Last week, as the Labour Party was tearing itself apart over top-up fees, it was estimated that the Government stands to lose £900 million, no less than a third of the money it hopes to save, thanks to the flood of students expected to arrive in British universities when 10 new countries join the EU on May 1. The low levels of income in these countries mean that many graduates may never reach the proposed salary threshold at which repayment of fees should begin.
Britain and Ireland are the only EU countries that have agreed to allow the citizens of the new entrant countries unrestricted right to work and claim benefits from day one. Students from Poland and other countries will be given access to UK universities on the same basis as British students, but it is unlikely they will ever have to repay their tuition fees.
Last month I reported that Denis McShane, our Europe minister, had claimed that several other EU countries, including Denmark and Holland, will give new entrants the same access to work and benefits as Britain. It has now been confirmed that neither Holland nor Denmark intends anything of the kind. Britain and Ireland stand alone. Not for the first time Mr McShane has shown that, despite his devotion to the EU, he knows remarkably little about it.

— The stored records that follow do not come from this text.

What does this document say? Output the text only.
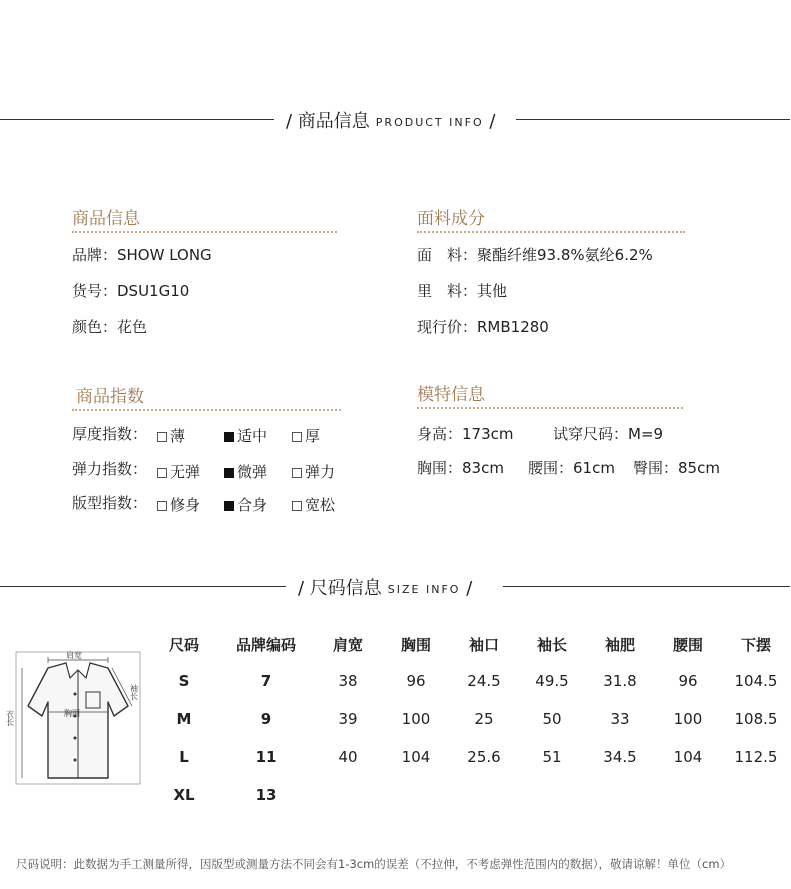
/ 商品信息 PRODUCT INFO /
商品信息
品牌：SHOW LONG
货号：DSU1G10
颜色：花色
面料成分
面　料：聚酯纤维93.8%氨纶6.2%
里　料：其他
现行价：RMB1280
商品指数
厚度指数：	薄	适中	厚
弹力指数：	无弹	微弹	弹力
版型指数：	修身	合身	宽松
模特信息
身高：173cm	试穿尺码：M=9
胸围：83cm 腰围：61cm 臀围：85cm
/ 尺码信息 SIZE INFO /
肩宽
胸围
袖长
衣长
尺码	品牌编码	肩宽	胸围	袖口	袖长	袖肥	腰围	下摆
S	7	38	96	24.5	49.5	31.8	96	104.5
M	9	39	100	25	50	33	100	108.5
L	11	40	104	25.6	51	34.5	104	112.5
XL	13
尺码说明：此数据为手工测量所得，因版型或测量方法不同会有1-3cm的误差（不拉伸，不考虑弹性范围内的数据），敬请谅解！单位（cm）
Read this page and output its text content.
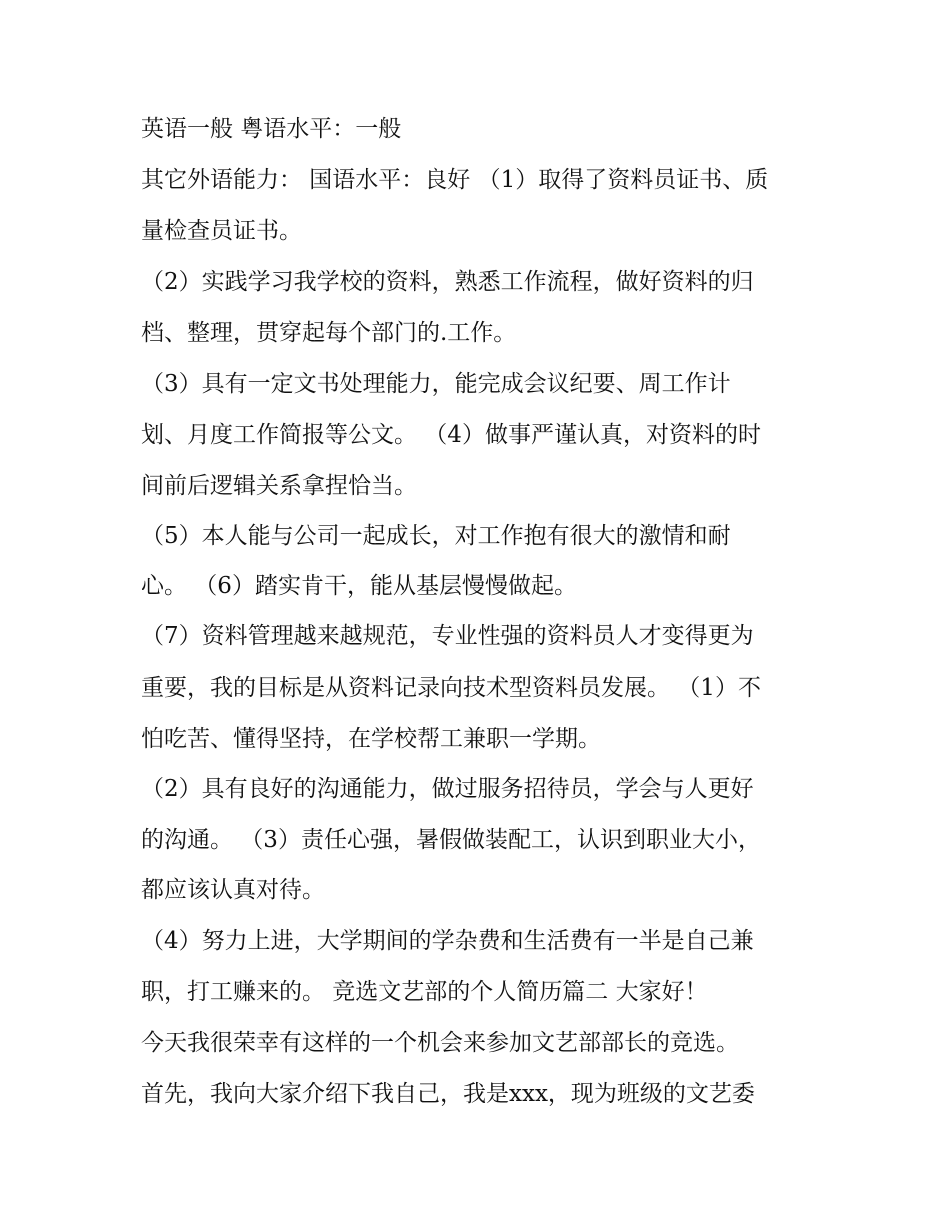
英语一般 粤语水平：一般
其它外语能力： 国语水平：良好 （1）取得了资料员证书、质
量检查员证书。
（2）实践学习我学校的资料，熟悉工作流程，做好资料的归
档、整理，贯穿起每个部门的.工作。
（3）具有一定文书处理能力，能完成会议纪要、周工作计
划、月度工作简报等公文。 （4）做事严谨认真，对资料的时
间前后逻辑关系拿捏恰当。
（5）本人能与公司一起成长，对工作抱有很大的激情和耐
心。 （6）踏实肯干，能从基层慢慢做起。
（7）资料管理越来越规范，专业性强的资料员人才变得更为
重要，我的目标是从资料记录向技术型资料员发展。 （1）不
怕吃苦、懂得坚持，在学校帮工兼职一学期。
（2）具有良好的沟通能力，做过服务招待员，学会与人更好
的沟通。 （3）责任心强，暑假做装配工，认识到职业大小，
都应该认真对待。
（4）努力上进，大学期间的学杂费和生活费有一半是自己兼
职，打工赚来的。 竞选文艺部的个人简历篇二 大家好！
今天我很荣幸有这样的一个机会来参加文艺部部长的竞选。
首先，我向大家介绍下我自己，我是xxx，现为班级的文艺委
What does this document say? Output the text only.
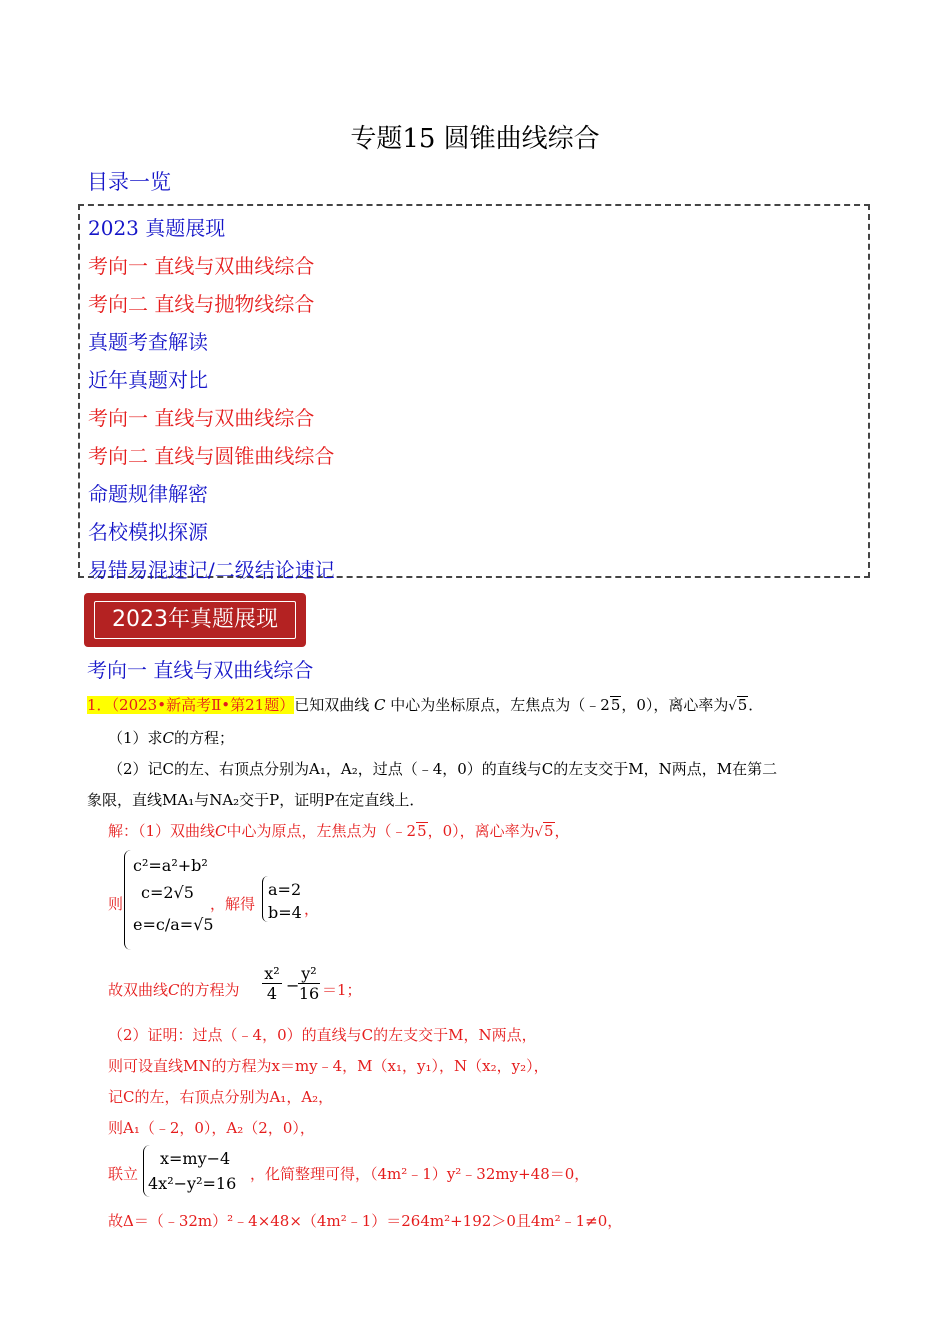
专题15 圆锥曲线综合
目录一览
2023 真题展现
考向一 直线与双曲线综合
考向二 直线与抛物线综合
真题考查解读
近年真题对比
考向一 直线与双曲线综合
考向二 直线与圆锥曲线综合
命题规律解密
名校模拟探源
易错易混速记/二级结论速记
2023年真题展现
考向一 直线与双曲线综合
1．（2023•新高考Ⅱ•第21题）已知双曲线 C 中心为坐标原点，左焦点为（﹣25，0），离心率为√5．
（1）求C的方程；
（2）记C的左、右顶点分别为A₁，A₂，过点（﹣4，0）的直线与C的左支交于M，N两点，M在第二
象限，直线MA₁与NA₂交于P，证明P在定直线上．
解：（1）双曲线C中心为原点，左焦点为（﹣25，0），离心率为√5，
则
c²=a²+b²
c=2√5
e=c/a=√5
，解得
a=2
b=4 ，
故双曲线C的方程为
x²
4 −
y²
16 ＝1；
（2）证明：过点（﹣4，0）的直线与C的左支交于M，N两点，
则可设直线MN的方程为x＝my﹣4，M（x₁，y₁），N（x₂，y₂），
记C的左，右顶点分别为A₁，A₂，
则A₁（﹣2，0），A₂（2，0），
联立
x=my−4
4x²−y²=16 ，化简整理可得，（4m²﹣1）y²﹣32my+48＝0，
故Δ＝（﹣32m）²﹣4×48×（4m²﹣1）＝264m²+192＞0且4m²﹣1≠0，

A prize for the most cynical (or perhaps naive) initiative of last week must go to Gordon Brown, for inviting British industry to help him campaign for a drastic reduction in the red tape which is strangling British businesses.
The CBI responded by publishing the "Top 10 Regulatory Threats" which it fears as most damaging. No fewer than eight of these, including new directives on chemicals, agency temps, waste and emissions, which will cost industry billions of pounds a year, originate from our supranational government in Brussels.
In other words, as Mr Brown must realise, there is virtually nothing either he nor industry can do to stop them. So why pretend otherwise?